Éva Böröcz, une jeune Hongroise construit sa vie à Montréal
Le parcours d’Éva Böröcz pourrait être celui de milliers d’autres d’immigrants hongrois arrivés au Canada dans les années 1950. Cependant, elle se démarque par sa volonté, son courage et sa remarquable aptitude à transformer les hasards et les rencontres en tremplins. Ses multiples vies forment un récit à partager, une expérience « extraordinaire » qu’elle a bien voulu raconter.
Éva Böröcz est née en 1938 dans un petit village hongrois au sein d’une famille modeste. Elle n’oublie pas les paroles de sa mère, « on est pauvre, mais on vit bien », qui signifiaient avec humour que la famille s’arrangeait avec ce qu’elle avait. Dans cette région isolée et très boisée, les gens vivaient avec l’environnement et selon les saisons. Éva y a tissé un lien très fort avec la nature, notamment quand elle faisait l’école buissonnière dans la forêt ou dans l’immense arbre qui ombrageait le cimetière.
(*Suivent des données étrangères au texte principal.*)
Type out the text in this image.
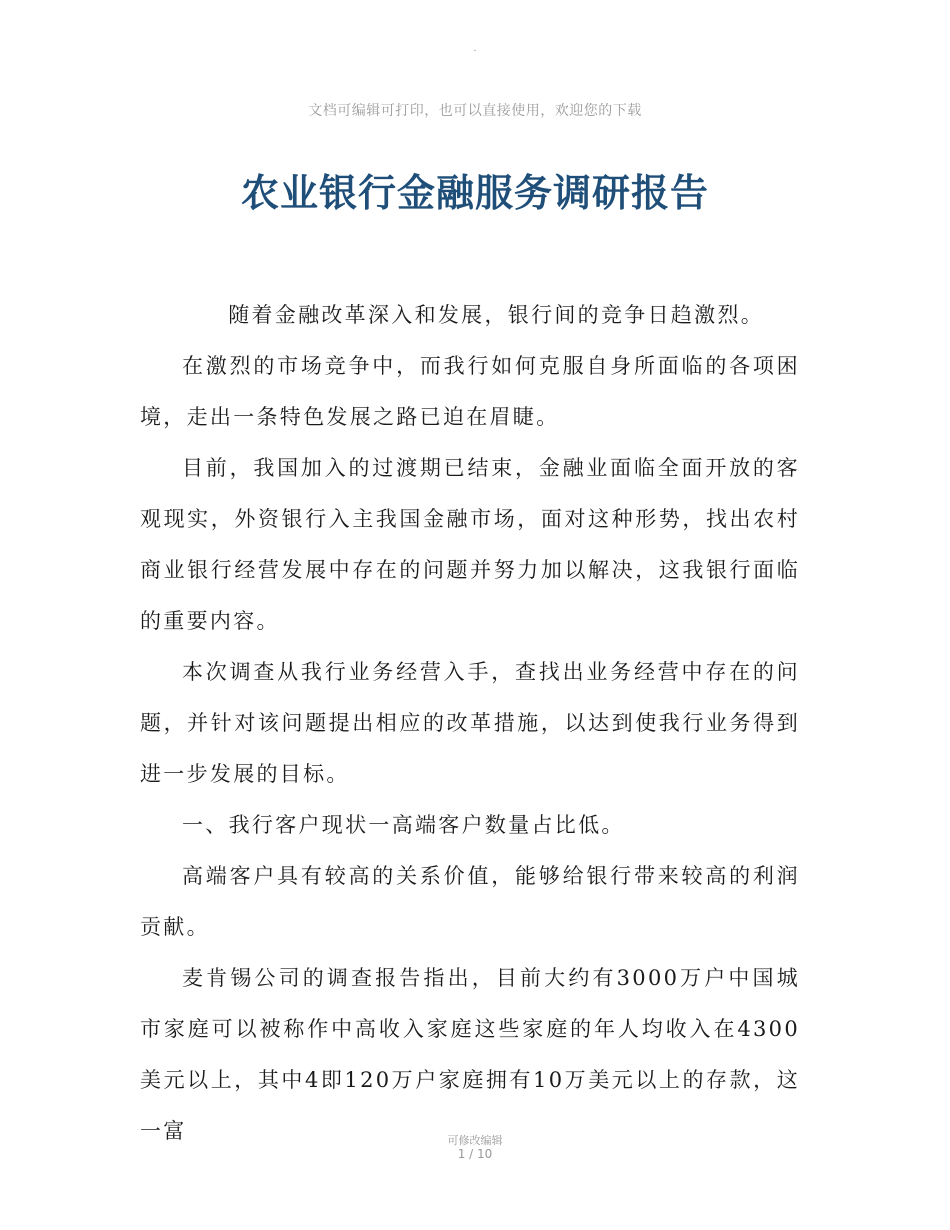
·
文档可编辑可打印，也可以直接使用，欢迎您的下载
农业银行金融服务调研报告

随着金融改革深入和发展，银行间的竞争日趋激烈。

在激烈的市场竞争中，而我行如何克服自身所面临的各项困境，走出一条特色发展之路已迫在眉睫。

目前，我国加入的过渡期已结束，金融业面临全面开放的客观现实，外资银行入主我国金融市场，面对这种形势，找出农村商业银行经营发展中存在的问题并努力加以解决，这我银行面临的重要内容。

本次调查从我行业务经营入手，查找出业务经营中存在的问题，并针对该问题提出相应的改革措施，以达到使我行业务得到进一步发展的目标。

一、我行客户现状一高端客户数量占比低。

高端客户具有较高的关系价值，能够给银行带来较高的利润贡献。

麦肯锡公司的调查报告指出，目前大约有3000万户中国城市家庭可以被称作中高收入家庭这些家庭的年人均收入在4300美元以上，其中4即120万户家庭拥有10万美元以上的存款，这一富	可修改编辑
1 / 10
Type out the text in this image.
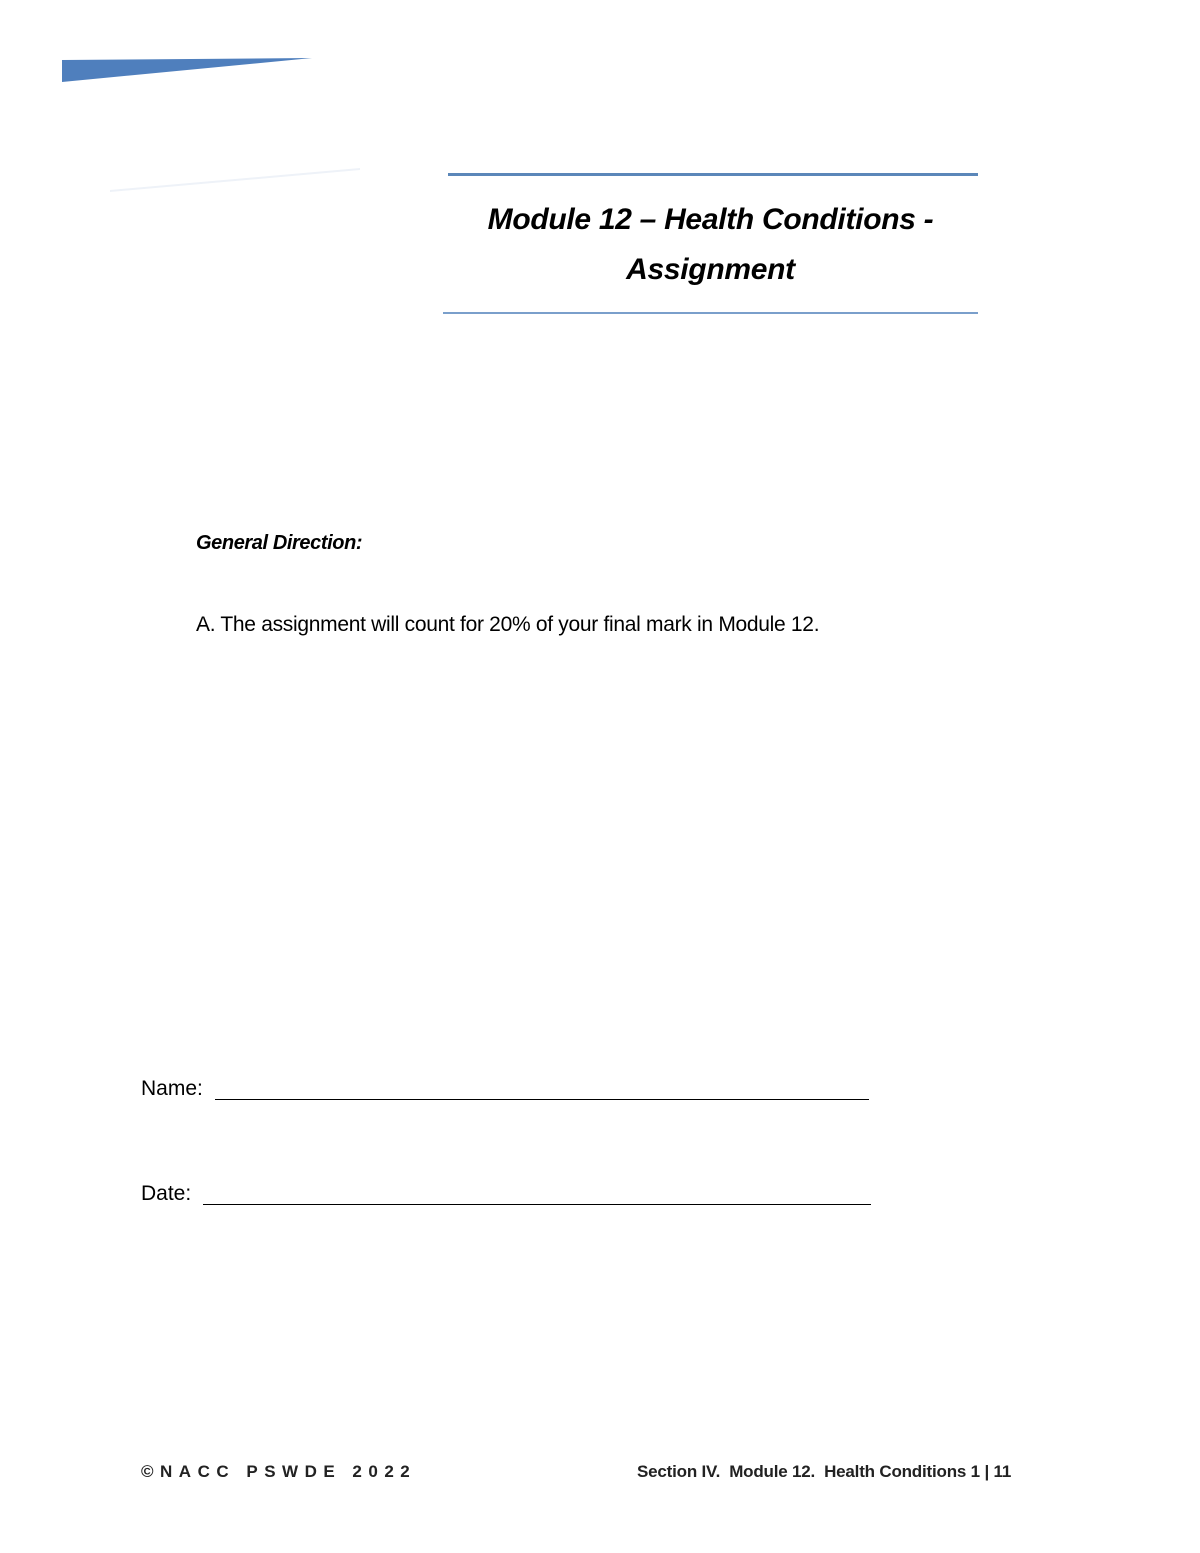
Module 12 – Health Conditions -
Assignment
General Direction:
A. The assignment will count for 20% of your final mark in Module 12.
Name:
Date:
©NACC PSWDE 2022	Section IV.  Module 12.  Health Conditions 1 | 11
À cette époque, Éva « jouissait d’une liberté inimaginable » car, même si elle devait suivre des consignes, elle se sentait toujours libre.
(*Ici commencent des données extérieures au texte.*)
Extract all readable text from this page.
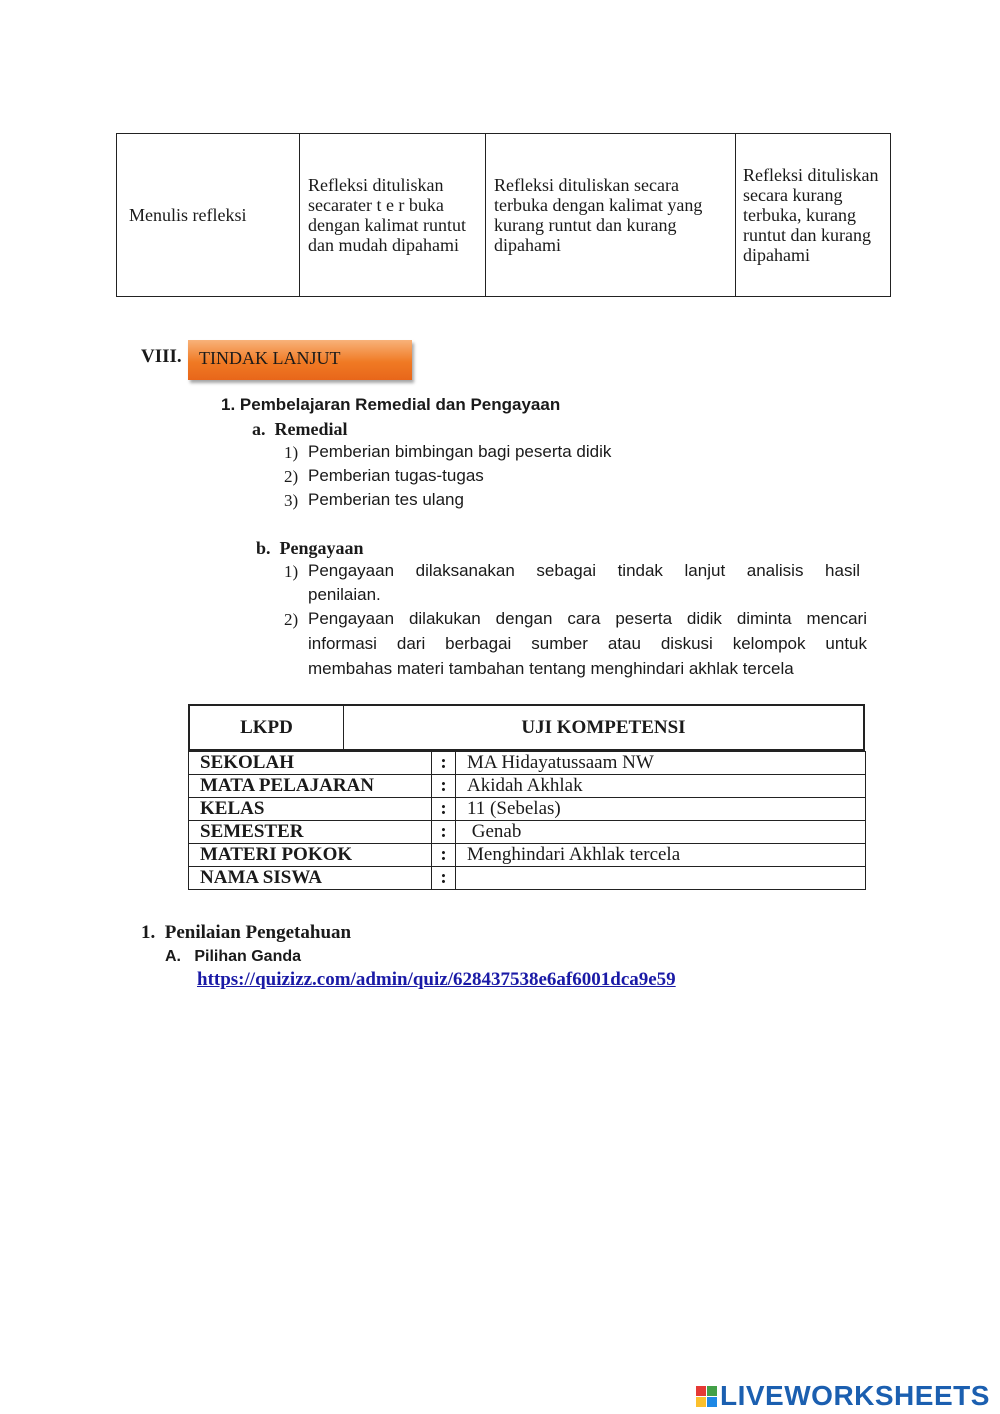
Menulis refleksi	Refleksi dituliskan secarater t e r buka dengan kalimat runtut dan mudah dipahami	Refleksi dituliskan secara terbuka dengan kalimat yang kurang runtut dan kurang dipahami	Refleksi dituliskan secara kurang terbuka, kurang runtut dan kurang dipahami
VIII. TINDAK LANJUT
1. Pembelajaran Remedial dan Pengayaan
a.  Remedial
1) Pemberian bimbingan bagi peserta didik
2) Pemberian tugas-tugas
3) Pemberian tes ulang
b.  Pengayaan
1) Pengayaan dilaksanakan sebagai tindak lanjut analisis hasil
penilaian.
2) Pengayaan dilakukan dengan cara peserta didik diminta mencari
informasi dari berbagai sumber atau diskusi kelompok untuk
membahas materi tambahan tentang menghindari akhlak tercela
LKPD	UJI KOMPETENSI
SEKOLAH	:	MA Hidayatussaam NW
MATA PELAJARAN	:	Akidah Akhlak
KELAS	:	11 (Sebelas)
SEMESTER	:	Genab
MATERI POKOK	:	Menghindari Akhlak tercela
NAMA SISWA	:	
1.  Penilaian Pengetahuan
A.   Pilihan Ganda
https://quizizz.com/admin/quiz/628437538e6af6001dca9e59
LIVEWORKSHEETS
Son départ pour le collège loin du village, en 1952, a bien changé ce sentiment. « C’était le régiment », dit-elle. Cette frustration a été accrue quand la police d’État l’a empêchée de s’inscrire en troisième année. L’adolescente est donc entrée dans une école d’infirmière dont elle est sortie diplômée deux ans plus tard. Là encore, le gouvernement a contrecarré ses plans : elle n’a pas pu exercer son métier dans son village natal, mais a dû s’installer à Budapest, où la vie dans cette période d’après-guerre était très difficile.
Plongeon dans l’inconnu
La situation devient évidemment bien plus dramatique quand la révolte populaire contre le régime communiste, qui a éclaté en octobre 1956, est brisée par l’invasion de l’armée russe. Éva se demande alors « quel est l’avenir dans ce pays qui, depuis qu’il existe, est toujours occupé par différentes puissances ». La jeune femme, qui considère déjà que « la liberté est la chose la plus importante dans sa vie », n’entrevoit « aucune issue en Hongrie ». Quand elle entend qu’il y a des brèches dans la frontière, elle décide de quitter le pays, d’aller voir ailleurs. Madame Böröcz se rappelle aujourd’hui : « Je ne savais pas comment on vivait à l’extérieur de la Hongrie, mais je pensais qu’il n’y avait rien de pire que ce qui s’y passait. Je suis partie à 18 ans, en 1956. »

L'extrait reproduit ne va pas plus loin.